SAWT BEIRUT INTERNATIONAL

| 26 April 2024, Friday |

Turkey’s inflation hits 24-year high of 85.5% after rate cuts

Turkish annual inflation increased to 85.51% in October, a new 24-year high, according to official statistics released on Thursday. This was slightly less than expected as the central bank cut its policy rate despite rising prices.

Since the lira collapsed last year as a result of the central bank lowering its policy rate as part of an easing cycle that President Tayyip Erdogan had long advocated, inflation has skyrocketed.

The central bank reduced its policy rate to 10.5% during the past three months by a total of 350 basis points. In opposition to the trend of tightening monetary policy throughout the world, it pledged another cut this month as the concluding step in the current easing cycle.

Consumer prices increased by 3.54% month over month, according to the Turkish Statistical Institute, less than the 3.60% predicted in a Reuters survey. Consumer price inflation was anticipated to be 85.60 percent yearly.

When Turkey was attempting to put an end to a decade of high inflation, the annual inflation rate in October was the highest since June 1998.

Burumcekci Consulting’s Haluk Burumcekci stated that if the lira does not depreciate further, the headline inflation reading for October may have peaked.

The lira’s 44% decline last year and 29% this year was the main reason behind soaring inflation, in addition to surging energy prices.

Month-on-month clothing led the price rises with 8.34%, followed by food prices, which rose 5.09%, and furnishing and household equipment prices, which rose 4.38%.

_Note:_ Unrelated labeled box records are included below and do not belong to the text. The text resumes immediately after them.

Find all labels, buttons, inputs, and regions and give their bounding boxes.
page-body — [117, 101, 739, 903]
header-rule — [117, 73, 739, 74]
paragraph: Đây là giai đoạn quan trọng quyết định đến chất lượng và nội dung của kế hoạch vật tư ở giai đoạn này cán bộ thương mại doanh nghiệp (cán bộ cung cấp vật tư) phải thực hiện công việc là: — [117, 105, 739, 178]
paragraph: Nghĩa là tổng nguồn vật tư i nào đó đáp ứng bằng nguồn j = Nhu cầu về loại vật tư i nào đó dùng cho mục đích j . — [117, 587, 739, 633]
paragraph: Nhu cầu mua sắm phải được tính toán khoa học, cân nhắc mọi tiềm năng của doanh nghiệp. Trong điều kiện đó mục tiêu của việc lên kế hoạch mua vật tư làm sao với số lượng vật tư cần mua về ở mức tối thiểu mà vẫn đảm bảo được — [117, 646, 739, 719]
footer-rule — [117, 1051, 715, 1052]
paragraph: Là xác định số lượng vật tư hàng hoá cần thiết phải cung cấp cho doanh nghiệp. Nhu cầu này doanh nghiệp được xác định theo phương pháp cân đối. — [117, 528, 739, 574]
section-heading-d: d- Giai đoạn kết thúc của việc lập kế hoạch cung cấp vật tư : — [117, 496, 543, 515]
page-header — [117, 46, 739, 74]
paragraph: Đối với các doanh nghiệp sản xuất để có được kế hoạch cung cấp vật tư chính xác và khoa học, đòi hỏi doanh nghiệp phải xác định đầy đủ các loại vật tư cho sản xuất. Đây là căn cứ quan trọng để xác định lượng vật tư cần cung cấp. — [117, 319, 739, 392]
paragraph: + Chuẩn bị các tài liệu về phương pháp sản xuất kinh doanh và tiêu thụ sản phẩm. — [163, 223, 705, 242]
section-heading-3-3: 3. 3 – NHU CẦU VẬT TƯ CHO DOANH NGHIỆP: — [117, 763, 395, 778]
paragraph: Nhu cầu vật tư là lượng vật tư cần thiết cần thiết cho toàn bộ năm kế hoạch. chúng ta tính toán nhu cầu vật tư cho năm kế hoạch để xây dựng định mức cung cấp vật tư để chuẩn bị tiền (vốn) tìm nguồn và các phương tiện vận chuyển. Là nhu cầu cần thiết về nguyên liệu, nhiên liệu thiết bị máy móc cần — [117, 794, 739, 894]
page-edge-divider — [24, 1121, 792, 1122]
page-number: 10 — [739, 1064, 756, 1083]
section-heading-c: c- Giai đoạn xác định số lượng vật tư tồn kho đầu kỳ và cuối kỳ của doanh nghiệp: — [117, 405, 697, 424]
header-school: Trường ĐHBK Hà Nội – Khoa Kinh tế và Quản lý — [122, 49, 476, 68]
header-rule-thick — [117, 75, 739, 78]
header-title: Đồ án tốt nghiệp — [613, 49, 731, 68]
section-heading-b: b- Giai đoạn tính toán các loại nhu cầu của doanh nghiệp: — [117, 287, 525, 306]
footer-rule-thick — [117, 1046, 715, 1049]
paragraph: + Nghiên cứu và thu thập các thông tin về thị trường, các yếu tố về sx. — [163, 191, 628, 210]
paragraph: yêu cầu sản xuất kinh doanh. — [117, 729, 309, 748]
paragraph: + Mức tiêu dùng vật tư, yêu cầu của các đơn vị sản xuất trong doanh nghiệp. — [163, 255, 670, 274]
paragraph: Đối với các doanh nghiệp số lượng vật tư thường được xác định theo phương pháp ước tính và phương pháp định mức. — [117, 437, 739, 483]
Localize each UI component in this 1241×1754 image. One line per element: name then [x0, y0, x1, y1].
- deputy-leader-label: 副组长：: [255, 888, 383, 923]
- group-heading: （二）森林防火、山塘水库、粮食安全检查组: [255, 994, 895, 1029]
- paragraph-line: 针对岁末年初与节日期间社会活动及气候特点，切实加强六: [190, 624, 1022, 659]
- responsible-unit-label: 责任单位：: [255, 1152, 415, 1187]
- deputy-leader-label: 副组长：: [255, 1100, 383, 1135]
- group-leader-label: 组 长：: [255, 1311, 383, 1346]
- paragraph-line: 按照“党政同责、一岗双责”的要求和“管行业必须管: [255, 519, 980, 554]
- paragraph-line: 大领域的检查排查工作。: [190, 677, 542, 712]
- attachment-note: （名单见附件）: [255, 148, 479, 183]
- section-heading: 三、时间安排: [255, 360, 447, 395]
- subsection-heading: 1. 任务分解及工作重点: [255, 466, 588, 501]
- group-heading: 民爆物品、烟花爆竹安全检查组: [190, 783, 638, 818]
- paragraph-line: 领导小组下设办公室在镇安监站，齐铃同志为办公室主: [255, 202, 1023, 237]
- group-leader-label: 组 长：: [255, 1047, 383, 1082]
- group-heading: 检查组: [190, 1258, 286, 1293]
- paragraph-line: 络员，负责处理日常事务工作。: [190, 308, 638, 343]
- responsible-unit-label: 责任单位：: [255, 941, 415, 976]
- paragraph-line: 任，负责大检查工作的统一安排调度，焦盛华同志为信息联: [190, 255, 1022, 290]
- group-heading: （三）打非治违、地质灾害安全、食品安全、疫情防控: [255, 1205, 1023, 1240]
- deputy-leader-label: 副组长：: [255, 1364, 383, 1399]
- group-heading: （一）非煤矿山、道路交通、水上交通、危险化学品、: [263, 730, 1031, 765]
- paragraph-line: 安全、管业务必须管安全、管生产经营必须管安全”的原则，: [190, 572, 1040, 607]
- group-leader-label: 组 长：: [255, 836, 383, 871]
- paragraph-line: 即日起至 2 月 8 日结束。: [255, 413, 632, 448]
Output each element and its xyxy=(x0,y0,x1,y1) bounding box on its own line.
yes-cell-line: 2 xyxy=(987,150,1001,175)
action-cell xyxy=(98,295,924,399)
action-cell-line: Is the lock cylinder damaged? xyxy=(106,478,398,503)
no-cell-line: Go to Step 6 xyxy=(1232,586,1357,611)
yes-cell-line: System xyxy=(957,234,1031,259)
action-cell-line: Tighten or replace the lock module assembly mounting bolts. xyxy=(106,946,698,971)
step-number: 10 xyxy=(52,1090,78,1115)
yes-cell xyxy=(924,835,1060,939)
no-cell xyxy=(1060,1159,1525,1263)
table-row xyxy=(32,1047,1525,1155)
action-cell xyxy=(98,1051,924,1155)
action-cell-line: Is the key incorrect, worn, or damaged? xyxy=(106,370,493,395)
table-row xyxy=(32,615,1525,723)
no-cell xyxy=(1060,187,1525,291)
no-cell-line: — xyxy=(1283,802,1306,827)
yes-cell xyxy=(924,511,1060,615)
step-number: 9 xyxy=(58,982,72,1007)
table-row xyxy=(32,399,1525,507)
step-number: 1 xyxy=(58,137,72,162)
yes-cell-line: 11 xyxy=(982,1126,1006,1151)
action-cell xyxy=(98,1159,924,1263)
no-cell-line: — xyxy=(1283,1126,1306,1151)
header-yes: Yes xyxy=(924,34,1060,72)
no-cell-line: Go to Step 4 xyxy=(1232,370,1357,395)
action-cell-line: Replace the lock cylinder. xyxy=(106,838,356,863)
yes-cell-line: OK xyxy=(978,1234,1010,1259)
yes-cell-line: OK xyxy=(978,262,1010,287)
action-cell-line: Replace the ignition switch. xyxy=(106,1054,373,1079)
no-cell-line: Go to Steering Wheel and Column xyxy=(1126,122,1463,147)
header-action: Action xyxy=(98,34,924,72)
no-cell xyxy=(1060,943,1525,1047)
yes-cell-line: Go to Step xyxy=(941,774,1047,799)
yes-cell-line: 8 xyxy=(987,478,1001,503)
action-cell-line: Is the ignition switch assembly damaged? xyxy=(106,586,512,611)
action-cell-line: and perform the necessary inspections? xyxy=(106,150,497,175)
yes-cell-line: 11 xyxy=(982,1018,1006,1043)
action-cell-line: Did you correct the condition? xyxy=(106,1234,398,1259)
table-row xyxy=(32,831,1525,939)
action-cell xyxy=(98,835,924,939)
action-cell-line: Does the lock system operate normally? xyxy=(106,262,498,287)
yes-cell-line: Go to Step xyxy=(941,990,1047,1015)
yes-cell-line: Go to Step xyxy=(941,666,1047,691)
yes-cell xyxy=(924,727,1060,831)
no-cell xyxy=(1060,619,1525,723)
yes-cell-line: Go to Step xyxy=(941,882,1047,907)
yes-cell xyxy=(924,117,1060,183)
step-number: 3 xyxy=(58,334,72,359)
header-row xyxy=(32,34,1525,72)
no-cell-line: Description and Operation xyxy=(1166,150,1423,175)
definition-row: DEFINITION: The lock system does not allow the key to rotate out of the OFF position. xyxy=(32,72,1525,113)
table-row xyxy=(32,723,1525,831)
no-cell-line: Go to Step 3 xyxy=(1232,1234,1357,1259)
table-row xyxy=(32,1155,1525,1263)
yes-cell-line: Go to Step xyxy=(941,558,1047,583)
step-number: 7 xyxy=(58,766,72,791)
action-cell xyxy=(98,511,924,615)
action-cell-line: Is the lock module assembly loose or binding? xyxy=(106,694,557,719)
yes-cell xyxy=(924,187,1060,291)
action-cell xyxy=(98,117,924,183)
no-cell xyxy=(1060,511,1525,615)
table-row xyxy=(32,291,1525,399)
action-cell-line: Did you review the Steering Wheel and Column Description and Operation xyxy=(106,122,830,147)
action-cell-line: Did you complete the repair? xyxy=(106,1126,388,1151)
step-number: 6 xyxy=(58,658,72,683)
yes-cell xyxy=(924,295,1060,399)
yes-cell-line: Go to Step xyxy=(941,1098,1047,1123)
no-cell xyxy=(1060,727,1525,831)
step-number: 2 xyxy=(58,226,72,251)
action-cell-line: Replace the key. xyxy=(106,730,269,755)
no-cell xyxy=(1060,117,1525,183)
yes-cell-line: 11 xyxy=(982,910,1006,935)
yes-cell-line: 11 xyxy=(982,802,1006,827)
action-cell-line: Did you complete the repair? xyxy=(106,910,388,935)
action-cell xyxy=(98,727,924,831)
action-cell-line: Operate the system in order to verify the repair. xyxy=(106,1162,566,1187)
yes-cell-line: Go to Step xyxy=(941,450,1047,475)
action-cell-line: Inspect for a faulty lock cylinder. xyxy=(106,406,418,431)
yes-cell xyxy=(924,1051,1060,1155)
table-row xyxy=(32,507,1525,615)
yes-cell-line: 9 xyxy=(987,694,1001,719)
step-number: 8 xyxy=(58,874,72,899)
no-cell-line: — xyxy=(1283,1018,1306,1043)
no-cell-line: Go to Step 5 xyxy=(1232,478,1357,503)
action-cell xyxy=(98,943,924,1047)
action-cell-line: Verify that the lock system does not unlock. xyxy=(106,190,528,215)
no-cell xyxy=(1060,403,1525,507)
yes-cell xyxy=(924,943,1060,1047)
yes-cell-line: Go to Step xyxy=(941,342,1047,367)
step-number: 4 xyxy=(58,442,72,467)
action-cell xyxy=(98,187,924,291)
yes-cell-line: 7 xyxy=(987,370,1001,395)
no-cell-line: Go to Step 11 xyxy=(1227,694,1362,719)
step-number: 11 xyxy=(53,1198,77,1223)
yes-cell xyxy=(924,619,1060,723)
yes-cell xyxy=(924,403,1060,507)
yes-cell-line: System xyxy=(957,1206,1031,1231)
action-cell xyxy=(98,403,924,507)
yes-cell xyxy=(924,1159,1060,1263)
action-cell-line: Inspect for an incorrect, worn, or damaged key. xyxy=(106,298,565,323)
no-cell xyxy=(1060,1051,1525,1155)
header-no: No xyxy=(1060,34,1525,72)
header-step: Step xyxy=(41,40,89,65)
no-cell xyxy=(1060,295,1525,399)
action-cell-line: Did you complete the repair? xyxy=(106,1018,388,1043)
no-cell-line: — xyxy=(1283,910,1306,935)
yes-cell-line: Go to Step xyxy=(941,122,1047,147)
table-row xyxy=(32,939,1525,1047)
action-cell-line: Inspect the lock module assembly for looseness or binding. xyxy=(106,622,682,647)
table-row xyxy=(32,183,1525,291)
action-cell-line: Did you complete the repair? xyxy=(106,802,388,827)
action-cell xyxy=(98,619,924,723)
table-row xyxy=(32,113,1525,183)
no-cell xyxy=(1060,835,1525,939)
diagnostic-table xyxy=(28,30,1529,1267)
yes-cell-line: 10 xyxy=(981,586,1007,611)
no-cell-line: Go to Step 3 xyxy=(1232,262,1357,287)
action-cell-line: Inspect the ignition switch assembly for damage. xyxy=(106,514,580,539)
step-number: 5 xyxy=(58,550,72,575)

Food prices were next on the list of annual increases, at 99.05%, followed by furniture and household equipment at 93.63% and transportation, which includes gasoline prices, at 117.15%.

In the most recent Reuters survey, the median prediction for year-end inflation was 70.25%, while the Turkish central bank last week increased its prediction to 65.20%, marking its fourth upward adjustment of the year.

In order to achieve a current account surplus, the government’s economic agenda gives low rates the top priority in order to increase production and exports.